HI!
Playing with CUDA i’ve reached streams. And now i’m trying to get the maximum of streams ideology.
Till now i was able to pack my 3-stream processing by combining kernel operations and memory operations.
Using GeForce 650 GTX i believe it should have 2 memory devices and should be able to perform H2D and D2H operations simultaneously.
What do i do: i have created 3 streams, allocated 3 memory blocks in pinned memory.
Now i do the cycle. Every iteration i order every stream to perform next operation asynchronously.
H2D operation for (i)-th stream
kernel procedure for (i-1)-th stream
D2H operation for (i-2)-th stream.
This cycle means that every stream will perform H2D,kernel,D2H operations by cycle.
Monitored the system with NSight VS Edition. To make it all more visible i have made memory transfer operations long enough (512Kb) and kernel procedure performing lots of local floating point operations for every thread. This way it is easier to see timeline.
As i can see my memory operations take the whole timeline with little to none space between them. And kernel procedures executing in perfect parallel with memory operations.
But memory operations are being executed one by one. H2D do not want to be paralleled with D2H operations.
Do i miss something here?
PS: i don’t want to put my code here because it is little complicated because of details. On the other hand the code is pretty standard for vector addition examples.
GeForce cards only have 1 asynchronous copy engine so you will not be able to do obtain concurrent h2d and d2h on your device. The exception is if the memory transfer is small then it may be implemented using a mechanism other than the copy engine.
Interesting observation! Based on my knowledge, I would have agreed with Greg: There is only one DMA engine on consumer GPUs. Now I wonder whether the two copy engines reported for your GTX 980 are a “premium feature” found on high-end consumer GPUs, a new feature on Maxwell-based consumer cards, a bug in the driver, or a bug in the app that reports the capabilities. When the CUDA 7.0 release goes final, I will check the documentation as to what it says about dual DMA engines.
I think the small transfers that Greg is referring to are those small host->device transfers that are injected directly into the GPU’s command queue and that are therefore independent of any potentially concurrent device->host transfera by a copy engine. That was more intended as a latency optimization though (instead of sending a command to the GPU that then turns on the DMA engine to fetch the data, just send the data itself), rather than an attempt to improve the concurrency of transfers. I seem to recall a 64 KB size limit for such copies. A microbenchmark could probably pinpoint the exact limit but I am too lazy right now to write one.

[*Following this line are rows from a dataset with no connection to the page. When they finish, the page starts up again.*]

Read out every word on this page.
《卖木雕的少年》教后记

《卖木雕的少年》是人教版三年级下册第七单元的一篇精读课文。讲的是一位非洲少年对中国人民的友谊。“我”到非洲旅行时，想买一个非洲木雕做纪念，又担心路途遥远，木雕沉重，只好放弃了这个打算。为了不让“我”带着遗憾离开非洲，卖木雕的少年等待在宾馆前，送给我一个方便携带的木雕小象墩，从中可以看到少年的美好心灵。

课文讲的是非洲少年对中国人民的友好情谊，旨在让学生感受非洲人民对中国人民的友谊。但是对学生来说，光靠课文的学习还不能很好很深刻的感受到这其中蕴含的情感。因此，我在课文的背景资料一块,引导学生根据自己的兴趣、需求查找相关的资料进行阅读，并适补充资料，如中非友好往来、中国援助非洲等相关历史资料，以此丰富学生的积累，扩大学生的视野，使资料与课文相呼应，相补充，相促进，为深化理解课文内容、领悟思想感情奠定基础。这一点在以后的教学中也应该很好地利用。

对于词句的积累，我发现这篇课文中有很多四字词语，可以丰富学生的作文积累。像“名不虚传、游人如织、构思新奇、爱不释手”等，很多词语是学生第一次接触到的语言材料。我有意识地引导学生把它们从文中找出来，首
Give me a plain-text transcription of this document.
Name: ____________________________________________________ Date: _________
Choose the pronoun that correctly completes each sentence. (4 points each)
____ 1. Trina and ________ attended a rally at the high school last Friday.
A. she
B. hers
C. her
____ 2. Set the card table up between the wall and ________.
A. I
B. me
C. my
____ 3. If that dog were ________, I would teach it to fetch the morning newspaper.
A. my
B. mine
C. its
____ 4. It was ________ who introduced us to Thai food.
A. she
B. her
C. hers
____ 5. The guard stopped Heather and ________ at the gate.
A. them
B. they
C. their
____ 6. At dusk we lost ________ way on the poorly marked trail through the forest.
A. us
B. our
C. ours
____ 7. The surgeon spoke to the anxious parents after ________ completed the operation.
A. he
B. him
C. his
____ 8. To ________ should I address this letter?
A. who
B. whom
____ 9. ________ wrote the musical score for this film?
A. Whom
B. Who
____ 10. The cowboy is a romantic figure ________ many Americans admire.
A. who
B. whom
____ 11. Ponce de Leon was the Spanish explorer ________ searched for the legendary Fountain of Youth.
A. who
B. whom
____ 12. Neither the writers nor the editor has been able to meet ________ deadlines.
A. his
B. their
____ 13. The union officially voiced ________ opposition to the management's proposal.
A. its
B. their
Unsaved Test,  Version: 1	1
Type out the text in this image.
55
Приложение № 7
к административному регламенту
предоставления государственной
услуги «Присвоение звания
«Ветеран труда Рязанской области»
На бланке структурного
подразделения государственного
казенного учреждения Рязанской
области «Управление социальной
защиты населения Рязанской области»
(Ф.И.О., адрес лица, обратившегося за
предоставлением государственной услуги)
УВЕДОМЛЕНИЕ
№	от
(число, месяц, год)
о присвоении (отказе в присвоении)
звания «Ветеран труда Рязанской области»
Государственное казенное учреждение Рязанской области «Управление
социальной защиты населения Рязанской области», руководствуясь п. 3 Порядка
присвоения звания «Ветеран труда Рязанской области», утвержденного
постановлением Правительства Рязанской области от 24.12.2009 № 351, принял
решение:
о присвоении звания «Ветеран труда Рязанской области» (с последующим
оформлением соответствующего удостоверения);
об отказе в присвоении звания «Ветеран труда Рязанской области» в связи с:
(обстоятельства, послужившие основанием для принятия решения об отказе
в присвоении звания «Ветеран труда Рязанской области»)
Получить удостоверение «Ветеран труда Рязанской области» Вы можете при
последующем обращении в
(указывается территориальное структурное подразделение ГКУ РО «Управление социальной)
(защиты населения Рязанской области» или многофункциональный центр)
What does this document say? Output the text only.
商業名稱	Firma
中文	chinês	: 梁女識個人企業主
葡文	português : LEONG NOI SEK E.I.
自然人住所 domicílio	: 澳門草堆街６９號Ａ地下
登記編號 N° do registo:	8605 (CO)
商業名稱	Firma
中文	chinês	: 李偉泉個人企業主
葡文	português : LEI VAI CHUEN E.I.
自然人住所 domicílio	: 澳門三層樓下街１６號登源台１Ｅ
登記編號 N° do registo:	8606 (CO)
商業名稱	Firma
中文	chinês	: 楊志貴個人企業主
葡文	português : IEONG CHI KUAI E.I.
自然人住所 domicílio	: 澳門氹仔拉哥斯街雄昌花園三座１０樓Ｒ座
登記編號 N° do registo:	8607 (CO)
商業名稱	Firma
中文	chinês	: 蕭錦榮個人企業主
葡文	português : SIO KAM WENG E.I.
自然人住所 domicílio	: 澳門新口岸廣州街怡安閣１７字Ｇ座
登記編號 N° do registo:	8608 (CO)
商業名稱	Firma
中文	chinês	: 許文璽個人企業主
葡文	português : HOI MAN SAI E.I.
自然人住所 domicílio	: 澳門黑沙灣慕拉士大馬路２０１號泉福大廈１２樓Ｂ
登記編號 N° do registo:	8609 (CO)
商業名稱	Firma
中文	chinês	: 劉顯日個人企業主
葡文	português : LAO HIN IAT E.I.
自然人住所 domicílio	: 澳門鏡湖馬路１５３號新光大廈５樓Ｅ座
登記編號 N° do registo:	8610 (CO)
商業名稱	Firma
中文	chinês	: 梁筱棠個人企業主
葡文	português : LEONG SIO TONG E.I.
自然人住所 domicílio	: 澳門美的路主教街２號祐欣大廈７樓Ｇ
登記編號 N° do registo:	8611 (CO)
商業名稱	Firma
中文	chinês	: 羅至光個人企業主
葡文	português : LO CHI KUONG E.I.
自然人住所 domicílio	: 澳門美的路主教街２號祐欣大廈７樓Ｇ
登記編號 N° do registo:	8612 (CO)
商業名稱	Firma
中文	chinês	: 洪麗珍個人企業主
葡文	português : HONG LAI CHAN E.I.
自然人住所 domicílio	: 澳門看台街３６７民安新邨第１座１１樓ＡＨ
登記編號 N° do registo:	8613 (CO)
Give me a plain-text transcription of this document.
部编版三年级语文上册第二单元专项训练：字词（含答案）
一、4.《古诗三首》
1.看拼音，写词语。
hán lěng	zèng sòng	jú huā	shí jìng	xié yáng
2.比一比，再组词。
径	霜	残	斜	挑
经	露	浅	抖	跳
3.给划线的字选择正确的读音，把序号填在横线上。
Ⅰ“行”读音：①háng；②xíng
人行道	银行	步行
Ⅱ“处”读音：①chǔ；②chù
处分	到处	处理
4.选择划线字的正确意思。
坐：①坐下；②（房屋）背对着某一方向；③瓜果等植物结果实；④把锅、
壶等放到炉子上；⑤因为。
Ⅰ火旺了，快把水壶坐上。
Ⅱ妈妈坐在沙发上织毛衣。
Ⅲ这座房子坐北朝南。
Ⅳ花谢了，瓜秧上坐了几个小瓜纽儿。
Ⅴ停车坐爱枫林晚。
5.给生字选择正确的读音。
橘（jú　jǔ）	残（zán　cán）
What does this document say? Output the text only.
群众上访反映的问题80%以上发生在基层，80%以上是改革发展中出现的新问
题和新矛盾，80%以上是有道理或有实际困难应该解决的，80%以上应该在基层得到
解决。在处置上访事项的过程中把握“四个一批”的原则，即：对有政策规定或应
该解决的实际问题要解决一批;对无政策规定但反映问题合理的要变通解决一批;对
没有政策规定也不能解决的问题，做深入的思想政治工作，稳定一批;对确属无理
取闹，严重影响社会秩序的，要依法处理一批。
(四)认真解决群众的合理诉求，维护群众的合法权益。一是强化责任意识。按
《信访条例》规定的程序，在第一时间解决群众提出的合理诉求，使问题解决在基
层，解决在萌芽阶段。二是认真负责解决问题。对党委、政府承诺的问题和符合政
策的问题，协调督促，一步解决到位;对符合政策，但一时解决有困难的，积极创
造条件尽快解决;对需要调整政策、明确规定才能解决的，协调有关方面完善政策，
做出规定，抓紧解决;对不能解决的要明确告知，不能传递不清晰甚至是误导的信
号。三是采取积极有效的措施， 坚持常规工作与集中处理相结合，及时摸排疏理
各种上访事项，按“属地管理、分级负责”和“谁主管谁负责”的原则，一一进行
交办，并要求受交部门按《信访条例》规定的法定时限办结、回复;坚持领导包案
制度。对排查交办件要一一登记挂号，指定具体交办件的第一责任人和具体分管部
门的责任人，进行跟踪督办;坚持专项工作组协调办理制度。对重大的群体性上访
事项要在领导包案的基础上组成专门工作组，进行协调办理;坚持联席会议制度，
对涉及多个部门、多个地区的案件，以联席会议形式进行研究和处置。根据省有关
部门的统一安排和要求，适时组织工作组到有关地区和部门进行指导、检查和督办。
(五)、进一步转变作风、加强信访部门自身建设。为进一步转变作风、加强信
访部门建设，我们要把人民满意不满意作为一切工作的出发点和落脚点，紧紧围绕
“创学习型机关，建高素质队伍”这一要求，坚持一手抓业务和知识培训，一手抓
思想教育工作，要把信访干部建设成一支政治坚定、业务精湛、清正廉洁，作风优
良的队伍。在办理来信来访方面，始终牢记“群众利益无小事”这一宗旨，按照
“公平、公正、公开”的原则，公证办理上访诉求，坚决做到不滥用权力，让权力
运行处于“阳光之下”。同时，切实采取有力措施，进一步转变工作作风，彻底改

Have you checked the CUDA samples? While I am not aware of one, they may include a test that allows the testing of concurrent transfers. It is not difficult to write one, basically a simple bandwidth test with increasing block sizes with two CUDA streams that can copy simultaneously if the hardware/driver allows it. The difference in execution time to a single-stream configuration executing the same transfers should clearly show whether uploads and downloads happen simultaneously or not.
Which seems to indicate that it can perform a Device to Host copy concurrently with a Host to Device copy if they are in different streams.
Nvvp also shows graphically that those two copies of the same size in different directions occur during the same interval of time, which supports the statement that there are two two copy engines in the GTX 980.
When I run the same code on the same PC and specify the GTX 780ti GPU the output is different:
I agree, the logs definitely suggest the GTX 980 is overlapping the copies in opposite directions while the GTX 780 Ti is not. That is consistent with the number of copy engines reported for the two cards.
Cool! On the other hand it is weird. I have not come across any official reference to the dual copy engines on the GTX 980, you’d think this would be on a “new and improved” marketing slide somewhere.